人工知能(AI)により相性の良い相手を探す東京都独自の婚活マッチングアプリ「TOKYO縁結び」は、2024年9月の本格的運用開始から1年余りが経ちました。2025年度の予算はシステム運用や交流イベントで1億2000万円が計上されています。申込者は約2万5000人で、そのうち真剣交際は216組、成婚数は80組(9月発表)ですが、こうした官製婚活をどのように捉えるべきでしょうか。「押し付けられる結婚 『官製婚活』とは何か」の著者である斉藤正美さんに聞きました。
―本書を書くきっかけは。
斉藤 福井県の結婚支援が盛んで共同研究をしている山口智美さん(立命館大教授)と「見に行ったらいいんじゃないか」と話になりました。2016年12月に実際に話を聞きに行って、そのあたりから自治体の結婚支援が話題になり、注目していました。

2000年前後から男女共同参画や性教育に対する地方自治体での条例制定や男女共同名簿など、色々なところでフェミニズムやLGBTQの運動に対するバックラッシュ(揺り戻し)がありました。攻撃する側がリプロダクティブ・ヘルス/ライツ(ことば)を意識しているようで、結婚支援は大まかにつながっていると思いました。
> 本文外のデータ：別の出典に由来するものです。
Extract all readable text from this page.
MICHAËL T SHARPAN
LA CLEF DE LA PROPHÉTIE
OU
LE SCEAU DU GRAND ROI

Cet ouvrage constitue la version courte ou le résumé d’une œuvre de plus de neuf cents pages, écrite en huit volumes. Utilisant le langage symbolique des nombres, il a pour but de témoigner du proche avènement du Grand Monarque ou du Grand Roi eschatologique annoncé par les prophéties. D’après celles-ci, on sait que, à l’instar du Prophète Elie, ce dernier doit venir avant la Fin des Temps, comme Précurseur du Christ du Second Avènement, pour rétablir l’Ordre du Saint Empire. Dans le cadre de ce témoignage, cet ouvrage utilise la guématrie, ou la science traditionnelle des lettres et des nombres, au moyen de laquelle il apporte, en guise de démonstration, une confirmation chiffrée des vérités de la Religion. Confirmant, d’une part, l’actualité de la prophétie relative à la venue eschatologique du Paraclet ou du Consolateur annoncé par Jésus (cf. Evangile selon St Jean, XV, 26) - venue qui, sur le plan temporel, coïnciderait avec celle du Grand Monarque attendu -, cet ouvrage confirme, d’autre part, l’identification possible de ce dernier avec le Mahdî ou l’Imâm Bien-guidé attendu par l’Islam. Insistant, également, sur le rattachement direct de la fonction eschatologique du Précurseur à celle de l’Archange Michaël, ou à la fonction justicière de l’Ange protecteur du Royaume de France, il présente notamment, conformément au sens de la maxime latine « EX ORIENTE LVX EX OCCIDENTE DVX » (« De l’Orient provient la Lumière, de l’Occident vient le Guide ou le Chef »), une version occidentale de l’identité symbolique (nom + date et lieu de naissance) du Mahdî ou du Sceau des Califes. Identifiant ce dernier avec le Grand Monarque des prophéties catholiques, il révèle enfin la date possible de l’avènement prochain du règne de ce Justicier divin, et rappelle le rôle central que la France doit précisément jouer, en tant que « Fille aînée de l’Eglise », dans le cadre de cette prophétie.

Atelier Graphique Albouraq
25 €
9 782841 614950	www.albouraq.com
ことば リプロダクティブ・ヘルス/ライツとは 性と生殖に関わる健康と権利。いつ、何人子どもを産む、産まないかを「自分で決められる自由」をはじめ、性や生殖に関する心身ともに健康で安全な状態を保ち、それを実現するための情報や手段を得て、自分らしく生きる権利のこと
第一次安倍政権(2006~7年)と重なり、バッシングしている人とは結び付いていると見なくてはいけないでしょう。
―官製婚活は「結婚して子を産め」と個人の生き方に行政が踏み込んできた感があります。
斉藤 第一次安倍政権時の教育基本法改正で一番話題に上るのは愛国心ですが、家庭教育に踏み込んだことも大きいです。この主張を声高にする彼らが家庭を重視する背景に、「女がわがままになって結婚しないとか、離婚したり、自分のしたいことをするために子どもを虐待する」と思っている節があります。
「家庭は女性が輝ける場なのに、そこを踏み違えている」という思いが一部のおじさん、おじいさんにあります。まずいとわかっている世代は言わないけれど、高市政権の支持率の高さや参政党の支持率の高さから、少なからず思っている人がいることがわかります。